Thursday, July 13, 2006

In Awe of 'Rivethead'

I have a new hero and his name is Ben Hamper. Okay, so I’d never heard of the guy before a few days ago, when I picked up his memoir ’Rivethead’ in a Myrtle Beach bookstore. But 234 pages later, I’m thinking of building a statue to the diminutive author. Why the unseemly adoration? Simple, Hamper has accomplished exactly what I yearn to do: turn his years at (what often feels like) a dead-end job into an enlightening tome for the masses. Admittedly, he had it far rougher than your own whiny lenslinger. The son of a son of a son of a Flint, Michigan autoworker, Hamper reluctantly followed his own lack of ambition into the GM truck factory he grew up hating from afar. Once inside the belly of the beast, he picked up the rivet gun and tried to turn his brain off. But it didn’t work. Everywhere he looked, he saw the casualties of the assembly line: the burn-outs, the moronic management, the soul-sucking repetition of mass production. So he did what any born writer would do, he scribbled intensely between shifts and, when not too heavily intoxicated, punished his typewriter with his prose and pain.
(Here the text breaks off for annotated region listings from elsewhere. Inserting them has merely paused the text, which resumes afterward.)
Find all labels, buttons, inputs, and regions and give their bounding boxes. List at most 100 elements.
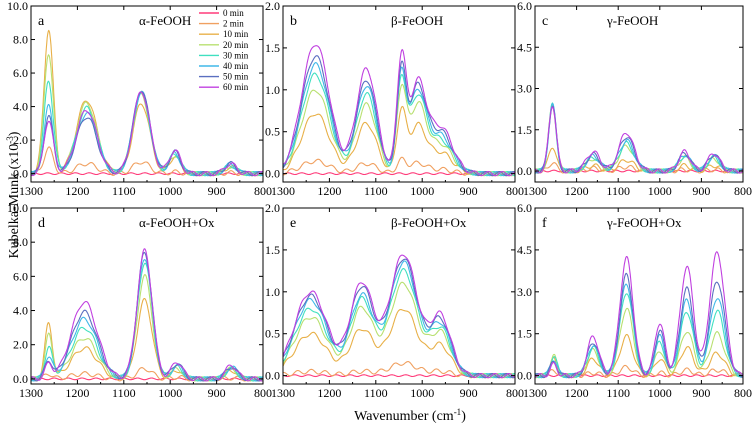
y-tick-label: 1.5 — [265, 243, 280, 257]
y-tick-label: 6.0 — [13, 66, 28, 80]
y-tick-label: 0.0 — [13, 372, 28, 386]
series-60-min-a — [31, 91, 263, 177]
panel-d-curves — [31, 248, 263, 382]
x-tick-label: 1000 — [410, 386, 434, 400]
series-30-min-e — [283, 268, 515, 379]
x-tick-label: 1100 — [112, 184, 136, 198]
series-50-min-b — [283, 55, 515, 177]
x-tick-label: 1200 — [317, 386, 341, 400]
x-tick-label: 800 — [506, 184, 524, 198]
y-tick-label: 0.5 — [265, 125, 280, 139]
x-tick-label: 1100 — [112, 386, 136, 400]
x-tick-label: 1200 — [565, 386, 589, 400]
series-50-min-f — [535, 272, 743, 379]
panel-e: 1300 1200 1100 1000 900 800 0.0 0.5 1.0 1.5 2.0 e β-… — [265, 201, 524, 400]
series-20-min-e — [283, 281, 515, 379]
panel-letter: f — [542, 216, 547, 231]
series-30-min-f — [535, 293, 743, 379]
x-tick-label: 1000 — [158, 184, 182, 198]
series-10-min-d — [31, 297, 263, 382]
x-tick-label: 900 — [460, 386, 478, 400]
x-tick-label: 1100 — [606, 386, 630, 400]
y-tick-label: 2.0 — [265, 201, 280, 215]
panel-e-frame — [282, 207, 516, 385]
panel-e-curves — [283, 254, 515, 379]
y-tick-label: 0.0 — [13, 167, 28, 181]
y-tick-label: 10.0 — [7, 0, 28, 13]
x-tick-label: 1300 — [19, 184, 43, 198]
y-tick-label: 8.0 — [13, 235, 28, 249]
panel-b-frame — [282, 5, 516, 183]
y-tick-label: 4.5 — [517, 40, 532, 54]
x-tick-label: 800 — [506, 386, 524, 400]
y-tick-label: 4.0 — [13, 100, 28, 114]
y-tick-label: 1.5 — [265, 41, 280, 55]
y-tick-label: 4.5 — [517, 243, 532, 257]
x-tick-label: 1000 — [648, 184, 672, 198]
panel-f: 1300 1200 1100 1000 900 800 0.0 1.5 3.0 4.5 6.0 f γ-… — [517, 201, 752, 400]
legend-label: 20 min — [223, 40, 249, 50]
y-tick-label: 0.0 — [265, 369, 280, 383]
panel-letter: c — [542, 14, 548, 29]
legend-label: 10 min — [223, 29, 249, 39]
panel-c-curves — [535, 102, 743, 174]
y-tick-label: 2.0 — [13, 338, 28, 352]
x-axis-title: Wavenumber (cm-1) — [354, 407, 466, 424]
series-2-min-a — [31, 146, 263, 177]
y-tick-label: 3.0 — [517, 285, 532, 299]
y-tick-label: 6.0 — [517, 0, 532, 13]
y-tick-label: 1.5 — [517, 327, 532, 341]
panel-letter: e — [290, 216, 296, 231]
panel-b: 1300 1200 1100 1000 900 800 0.0 0.5 1.0 1.5 2.0 b β-… — [265, 0, 524, 198]
series-0-min-a — [31, 172, 263, 176]
x-tick-label: 800 — [734, 184, 752, 198]
panel-a: 1300 1200 1100 1000 900 800 0.0 2.0 4.0 6.0 8.0 10.… — [7, 0, 272, 198]
series-10-min-b — [283, 105, 515, 177]
panel-title: β-FeOOH — [391, 13, 443, 28]
y-tick-label: 0.0 — [265, 167, 280, 181]
series-60-min-c — [535, 106, 743, 174]
panel-b-curves — [283, 45, 515, 177]
y-tick-label: 10.0 — [7, 201, 28, 215]
series-60-min-d — [31, 248, 263, 382]
x-tick-label: 1000 — [410, 184, 434, 198]
panel-c: 1300 1200 1100 1000 900 800 0.0 1.5 3.0 4.5 6.0 c γ-… — [517, 0, 752, 198]
panel-a-curves — [31, 29, 263, 177]
x-tick-label: 1300 — [271, 184, 295, 198]
panel-c-frame — [534, 5, 744, 183]
y-tick-label: 6.0 — [517, 201, 532, 215]
y-tick-label: 1.0 — [265, 83, 280, 97]
x-tick-label: 800 — [254, 184, 272, 198]
panel-title: α-FeOOH — [139, 13, 191, 28]
x-tick-label: 1100 — [606, 184, 630, 198]
series-50-min-a — [31, 91, 263, 177]
series-40-min-f — [535, 283, 743, 379]
x-tick-label: 900 — [692, 386, 710, 400]
x-tick-label: 1000 — [648, 386, 672, 400]
series-50-min-d — [31, 251, 263, 382]
x-tick-label: 800 — [734, 386, 752, 400]
legend-label: 0 min — [223, 8, 244, 18]
x-tick-label: 900 — [208, 386, 226, 400]
y-tick-label: 0.0 — [517, 369, 532, 383]
y-axis-title: Kubelka-Munk (x10-3) — [5, 131, 22, 258]
x-tick-label: 1000 — [158, 386, 182, 400]
x-tick-label: 1200 — [65, 184, 89, 198]
series-0-min-d — [31, 377, 263, 381]
series-50-min-e — [283, 258, 515, 379]
x-tick-label: 1200 — [565, 184, 589, 198]
legend-label: 30 min — [223, 50, 249, 60]
x-tick-label: 900 — [460, 184, 478, 198]
series-60-min-f — [535, 251, 743, 379]
y-tick-label: 6.0 — [13, 269, 28, 283]
x-tick-label: 1100 — [364, 386, 388, 400]
panel-title: β-FeOOH+Ox — [391, 215, 467, 230]
y-tick-label: 2.0 — [13, 133, 28, 147]
x-tick-label: 1300 — [271, 386, 295, 400]
x-tick-label: 1300 — [19, 386, 43, 400]
series-60-min-b — [283, 45, 515, 177]
y-tick-label: 1.5 — [517, 123, 532, 137]
panel-d: 1300 1200 1100 1000 900 800 0.0 2.0 4.0 6.0 8.0 10.… — [7, 201, 272, 400]
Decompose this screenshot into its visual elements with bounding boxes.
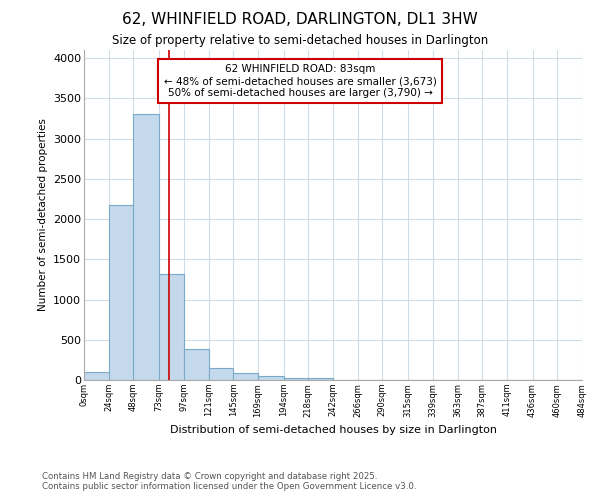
Bar [184, 350, 209, 380]
Bar [84, 372, 109, 380]
Text: Contains HM Land Registry data © Crown copyright and database right 2025.
Contai: Contains HM Land Registry data © Crown c… [42, 472, 416, 491]
Bar [109, 204, 133, 380]
Bar [308, 378, 333, 380]
Y-axis label: Number of semi-detached properties: Number of semi-detached properties [38, 118, 47, 312]
Bar [233, 373, 258, 380]
X-axis label: Distribution of semi-detached houses by size in Darlington: Distribution of semi-detached houses by … [170, 425, 497, 435]
Text: 62 WHINFIELD ROAD: 83sqm
← 48% of semi-detached houses are smaller (3,673)
50% o: 62 WHINFIELD ROAD: 83sqm ← 48% of semi-d… [164, 64, 437, 98]
Bar [209, 368, 233, 380]
Bar [258, 376, 284, 380]
Text: 62, WHINFIELD ROAD, DARLINGTON, DL1 3HW: 62, WHINFIELD ROAD, DARLINGTON, DL1 3HW [122, 12, 478, 28]
Text: Size of property relative to semi-detached houses in Darlington: Size of property relative to semi-detach… [112, 34, 488, 47]
Bar [159, 274, 184, 380]
Bar [133, 114, 159, 380]
Bar [284, 378, 308, 380]
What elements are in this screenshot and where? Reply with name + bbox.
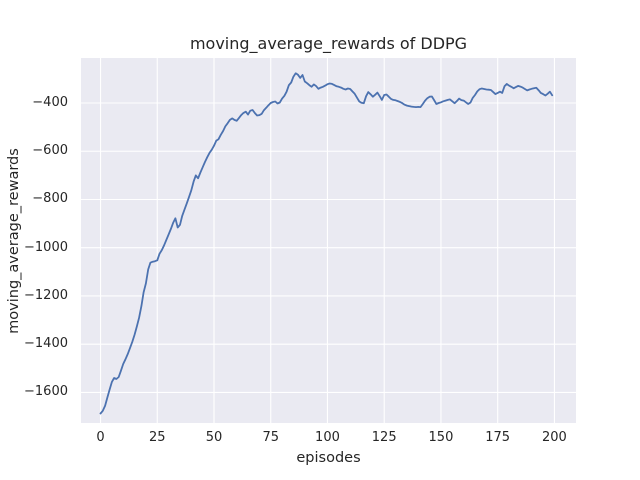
x-tick-label: 50 <box>205 430 223 445</box>
x-tick-label: 0 <box>96 430 105 445</box>
y-tick-label: −600 <box>32 143 68 159</box>
x-tick-label: 25 <box>148 430 166 445</box>
y-axis-label: moving_average_rewards <box>6 148 22 334</box>
y-tick-label: −400 <box>32 94 68 110</box>
y-tick-label: −800 <box>32 191 68 207</box>
chart-title: moving_average_rewards of DDPG <box>189 34 468 53</box>
series-line <box>99 72 554 415</box>
x-tick-label: 175 <box>485 430 511 445</box>
y-tick-label: −1000 <box>24 239 68 255</box>
x-tick-label: 150 <box>428 430 454 445</box>
y-tick-label: −1400 <box>24 336 68 352</box>
x-tick-label: 75 <box>262 430 279 445</box>
x-axis-label: episodes <box>296 450 361 466</box>
y-tick-label: −1600 <box>24 384 68 400</box>
y-tick-label: −1200 <box>24 287 68 303</box>
x-tick-label: 125 <box>371 430 397 445</box>
x-tick-label: 200 <box>542 430 567 445</box>
axes-background <box>81 58 576 423</box>
x-tick-label: 100 <box>315 430 340 445</box>
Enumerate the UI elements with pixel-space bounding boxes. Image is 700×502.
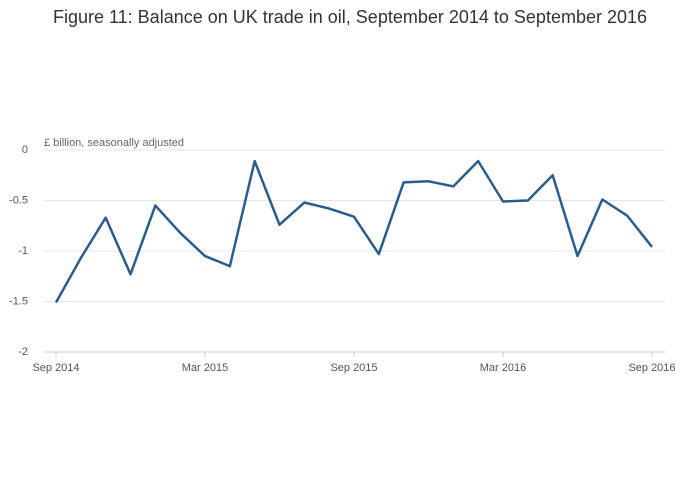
- y-tick-label: -1: [18, 245, 28, 257]
- y-tick-label: -2: [18, 346, 28, 358]
- y-axis-label: £ billion, seasonally adjusted: [44, 137, 184, 149]
- chart-title: Figure 11: Balance on UK trade in oil, S…: [53, 7, 647, 27]
- x-tick-label: Sep 2014: [32, 362, 79, 374]
- x-tick-label: Mar 2016: [480, 362, 526, 374]
- y-tick-label: -1.5: [9, 295, 28, 307]
- x-tick-label: Sep 2015: [330, 362, 377, 374]
- y-tick-label: 0: [22, 144, 28, 156]
- x-tick-label: Sep 2016: [628, 362, 675, 374]
- data-line: [54, 159, 653, 304]
- y-tick-label: -0.5: [9, 194, 28, 206]
- x-tick-label: Mar 2015: [182, 362, 228, 374]
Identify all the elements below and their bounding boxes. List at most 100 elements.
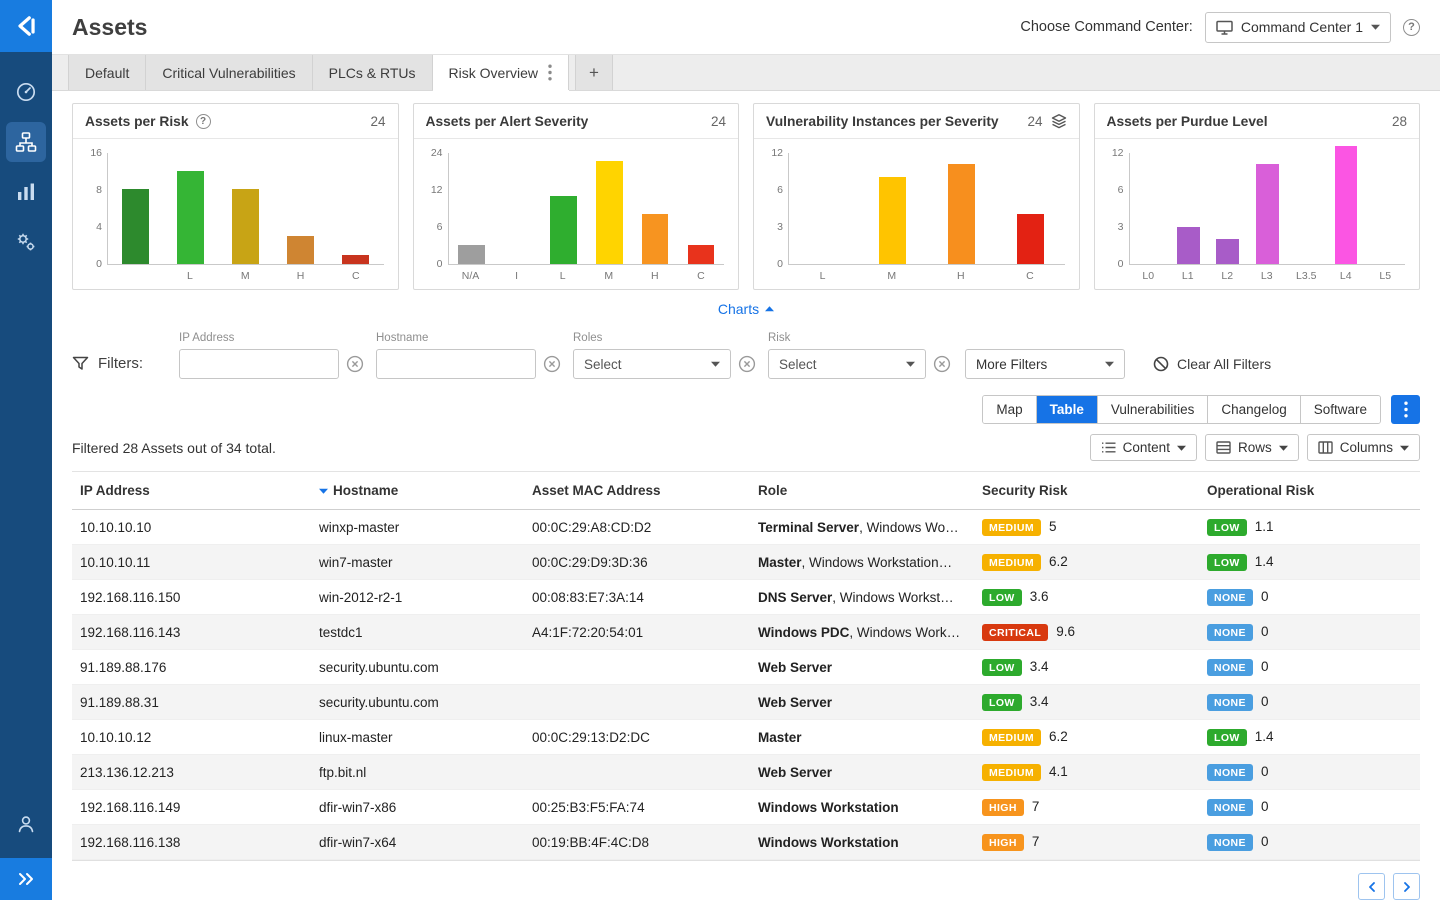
column-header-role[interactable]: Role <box>750 483 974 498</box>
pagination-prev-button[interactable] <box>1358 873 1385 900</box>
chevron-down-icon <box>711 361 720 367</box>
view-tab-changelog[interactable]: Changelog <box>1208 396 1300 423</box>
column-header-label: Operational Risk <box>1207 483 1314 498</box>
pagination <box>72 861 1420 900</box>
chart-bar <box>948 164 975 264</box>
chart-count-value: 24 <box>370 114 385 129</box>
column-header-ip-address[interactable]: IP Address <box>72 483 311 498</box>
clear-filter-icon[interactable] <box>738 355 756 373</box>
table-options-kebab-button[interactable] <box>1391 395 1420 424</box>
clear-filter-icon[interactable] <box>543 355 561 373</box>
x-tick-label: H <box>273 270 328 282</box>
kebab-icon <box>1404 401 1408 418</box>
app-logo[interactable] <box>0 0 52 52</box>
tab-plcs-rtus[interactable]: PLCs & RTUs <box>313 55 433 90</box>
view-tab-vulnerabilities[interactable]: Vulnerabilities <box>1098 396 1209 423</box>
operational-risk-score: 0 <box>1261 764 1269 779</box>
column-header-operational-risk[interactable]: Operational Risk <box>1199 483 1420 498</box>
rows-button[interactable]: Rows <box>1205 434 1299 461</box>
role-primary: Windows Workstation <box>758 835 899 850</box>
risk-filter-select[interactable]: Select <box>768 349 926 379</box>
x-tick-label: L <box>162 270 217 282</box>
column-header-security-risk[interactable]: Security Risk <box>974 483 1199 498</box>
clear-all-filters-button[interactable]: Clear All Filters <box>1153 349 1271 379</box>
pagination-next-button[interactable] <box>1393 873 1420 900</box>
chart-bar <box>1017 214 1044 264</box>
content-button[interactable]: Content <box>1090 434 1197 461</box>
clear-filter-icon[interactable] <box>346 355 364 373</box>
sidebar-item-analytics[interactable] <box>6 172 46 212</box>
table-row[interactable]: 91.189.88.176security.ubuntu.comWeb Serv… <box>72 650 1420 685</box>
sidebar-item-user[interactable] <box>6 804 46 844</box>
layers-icon[interactable] <box>1051 113 1067 129</box>
help-icon[interactable]: ? <box>196 114 211 129</box>
table-row[interactable]: 192.168.116.149dfir-win7-x8600:25:B3:F5:… <box>72 790 1420 825</box>
clear-filter-icon[interactable] <box>933 355 951 373</box>
tab-risk-overview[interactable]: Risk Overview <box>433 55 569 90</box>
ip-address-filter-input[interactable] <box>179 349 339 379</box>
tab-menu-kebab-icon[interactable] <box>548 64 552 81</box>
plot-area: LMHC <box>788 153 1065 289</box>
cell-hostname: security.ubuntu.com <box>311 660 524 675</box>
column-header-label: Hostname <box>333 483 398 498</box>
columns-button[interactable]: Columns <box>1307 434 1420 461</box>
charts-toggle-row: Charts <box>52 296 1440 326</box>
cell-ip-address: 192.168.116.138 <box>72 835 311 850</box>
sidebar-item-settings[interactable] <box>6 222 46 262</box>
x-tick-label: C <box>328 270 383 282</box>
cell-hostname: linux-master <box>311 730 524 745</box>
chevron-down-icon <box>1105 361 1114 367</box>
column-header-hostname[interactable]: Hostname <box>311 483 524 498</box>
sidebar-item-assets[interactable] <box>6 122 46 162</box>
column-header-asset-mac-address[interactable]: Asset MAC Address <box>524 483 750 498</box>
table-row[interactable]: 213.136.12.213ftp.bit.nlWeb ServerMEDIUM… <box>72 755 1420 790</box>
y-tick-label: 6 <box>437 222 443 232</box>
role-secondary: , Windows Workstation… <box>802 555 953 570</box>
tab-default[interactable]: Default <box>68 55 146 90</box>
plot <box>788 153 1065 265</box>
more-filters-dropdown[interactable]: More Filters <box>965 349 1125 379</box>
column-header-label: Role <box>758 483 787 498</box>
chevron-icon <box>1403 882 1411 892</box>
cell-ip-address: 10.10.10.10 <box>72 520 311 535</box>
hostname-filter-input[interactable] <box>376 349 536 379</box>
table-row[interactable]: 91.189.88.31security.ubuntu.comWeb Serve… <box>72 685 1420 720</box>
sidebar-item-dashboard[interactable] <box>6 72 46 112</box>
cell-mac-address: 00:0C:29:13:D2:DC <box>524 730 750 745</box>
bar-slot <box>996 214 1065 264</box>
view-tab-software[interactable]: Software <box>1301 396 1380 423</box>
operational-risk-score: 0 <box>1261 659 1269 674</box>
plot <box>448 153 725 265</box>
security-risk-badge: CRITICAL <box>982 624 1048 641</box>
x-axis: LMHC <box>788 265 1065 287</box>
chevron-down-icon <box>1177 445 1186 451</box>
cell-security-risk: LOW3.4 <box>974 694 1199 711</box>
tab-critical-vulnerabilities[interactable]: Critical Vulnerabilities <box>146 55 312 90</box>
table-row[interactable]: 192.168.116.150win-2012-r2-100:08:83:E7:… <box>72 580 1420 615</box>
cell-mac-address: 00:19:BB:4F:4C:D8 <box>524 835 750 850</box>
view-tab-map[interactable]: Map <box>983 396 1036 423</box>
chart-bar <box>458 245 485 264</box>
table-row[interactable]: 192.168.116.143testdc1A4:1F:72:20:54:01W… <box>72 615 1420 650</box>
view-tab-table[interactable]: Table <box>1037 396 1098 423</box>
y-axis: 12630 <box>1103 153 1129 265</box>
operational-risk-badge: NONE <box>1207 589 1253 606</box>
chart-count: 24 <box>711 114 726 129</box>
cell-role: Master <box>750 730 974 745</box>
cell-mac-address: 00:0C:29:D9:3D:36 <box>524 555 750 570</box>
chart-bar <box>1335 146 1358 264</box>
monitor-icon <box>1216 20 1233 35</box>
add-tab-button[interactable]: + <box>575 55 613 90</box>
table-row[interactable]: 10.10.10.11win7-master00:0C:29:D9:3D:36M… <box>72 545 1420 580</box>
roles-filter-select[interactable]: Select <box>573 349 731 379</box>
command-center-dropdown[interactable]: Command Center 1 <box>1205 12 1391 43</box>
cell-operational-risk: LOW1.1 <box>1199 519 1420 536</box>
charts-collapse-link[interactable]: Charts <box>718 301 774 317</box>
sidebar-expand-button[interactable] <box>0 858 52 900</box>
chart-card-vulnerability-instances-per-severity: Vulnerability Instances per Severity2412… <box>753 103 1080 290</box>
table-row[interactable]: 10.10.10.12linux-master00:0C:29:13:D2:DC… <box>72 720 1420 755</box>
table-row[interactable]: 192.168.116.138dfir-win7-x6400:19:BB:4F:… <box>72 825 1420 860</box>
chart-bar <box>287 236 314 264</box>
help-icon[interactable]: ? <box>1403 19 1420 36</box>
table-row[interactable]: 10.10.10.10winxp-master00:0C:29:A8:CD:D2… <box>72 510 1420 545</box>
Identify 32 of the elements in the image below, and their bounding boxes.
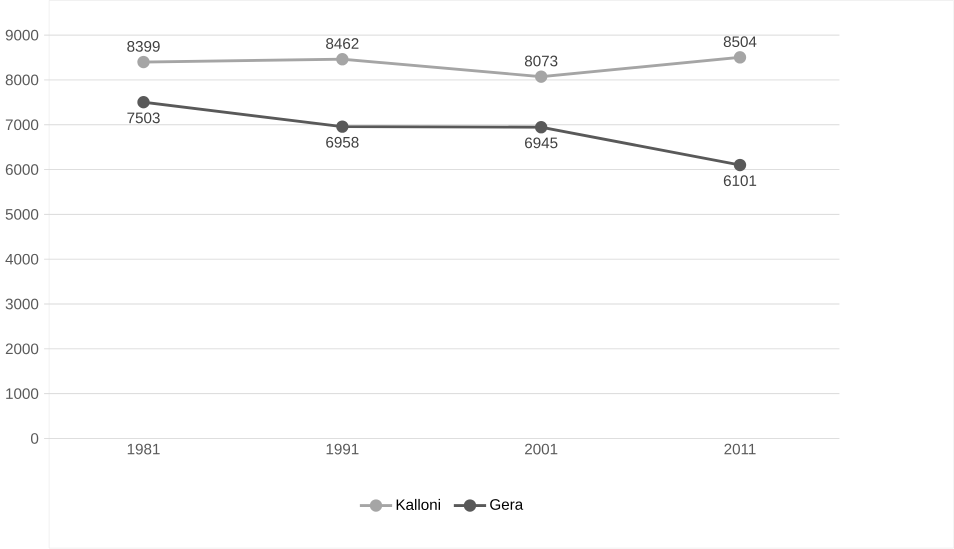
- x-tick-label: 2001: [525, 444, 558, 455]
- point: [137, 56, 150, 68]
- x-tick-label: 1981: [128, 444, 160, 455]
- y-tick-label: 9000: [6, 30, 38, 41]
- y-tick-label: 1000: [6, 388, 38, 400]
- y-tick-label: 4000: [5, 254, 38, 265]
- legend-label: Gera: [490, 499, 524, 510]
- data-label: 8399: [127, 41, 160, 52]
- y-tick-label: 8000: [6, 74, 38, 86]
- y-tick-label: 6000: [6, 164, 38, 176]
- point: [534, 121, 548, 134]
- point: [336, 120, 349, 134]
- y-tick-label: 0: [30, 433, 38, 444]
- legend-label: Kalloni: [396, 499, 440, 510]
- data-label: 7503: [127, 112, 160, 124]
- point: [734, 51, 746, 64]
- point: [336, 53, 349, 66]
- data-label: 8073: [524, 56, 558, 67]
- data-label: 8504: [724, 36, 756, 48]
- point: [534, 70, 548, 84]
- y-tick-label: 7000: [6, 120, 38, 130]
- x-tick-label: 2011: [724, 444, 756, 455]
- data-label: 6945: [525, 138, 558, 148]
- point: [734, 159, 746, 172]
- x-tick-label: 1991: [326, 444, 358, 455]
- y-tick-label: 5000: [6, 209, 38, 220]
- y-tick-label: 3000: [6, 298, 38, 310]
- point: [137, 96, 150, 109]
- data-label: 6958: [326, 137, 359, 148]
- data-label: 8462: [326, 38, 358, 50]
- y-tick-label: 2000: [6, 344, 38, 354]
- data-label: 6101: [724, 176, 756, 186]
From there Hamper’s path differs from mine, for he gained the attention of hometown heretic Michael Moore - who published his raucous columns in the 'Flint Voice'. This exposure brought him national attention, but he kept driving rivets home for an inflated wage until the constant lay-offs, the alcohol abuse and the suffocating stifle of assembly line existence drove him to the very edge of madness. That part I’d like to skip, but I can certainly identify with Hamper’s unhinged take on a profession that doesn’t make as much sense as perhaps it should. As a reader (and a wannabe author), I cannot help but admire his savage eloquence, his gonzo style and his blistering insistence on telling the truth. Every industry should have a ‘Rivethead’ - and perhaps, just perhaps, a ‘Lenslinger’ as well.

Is that too much to ask?

4 comments:

Anonymous said...

What a great book. I reviewed it for the N&R when it came out, what -- 15 years ago, now? Like unto poetry: When he talks about getting high before going to work, he captures the rhythm of the line itself -- "Turn on. Tune in. Build trucks."

Brian said...

Ah, home sweet home.

That's one of the reasons I became a photog, to escape the dreariness of working in the factory.

I worked in a tool and die shop making parts for the factories. That's what led me to continue my education, which led me to the wonderful world of tv news!

Nice to know I escaped one kind of inane-ness for another kind.

Billy Jones said...

"Is that too much to ask?"

Not at all.

Anonymous said...

So...start writing the book...your reader's are waiting.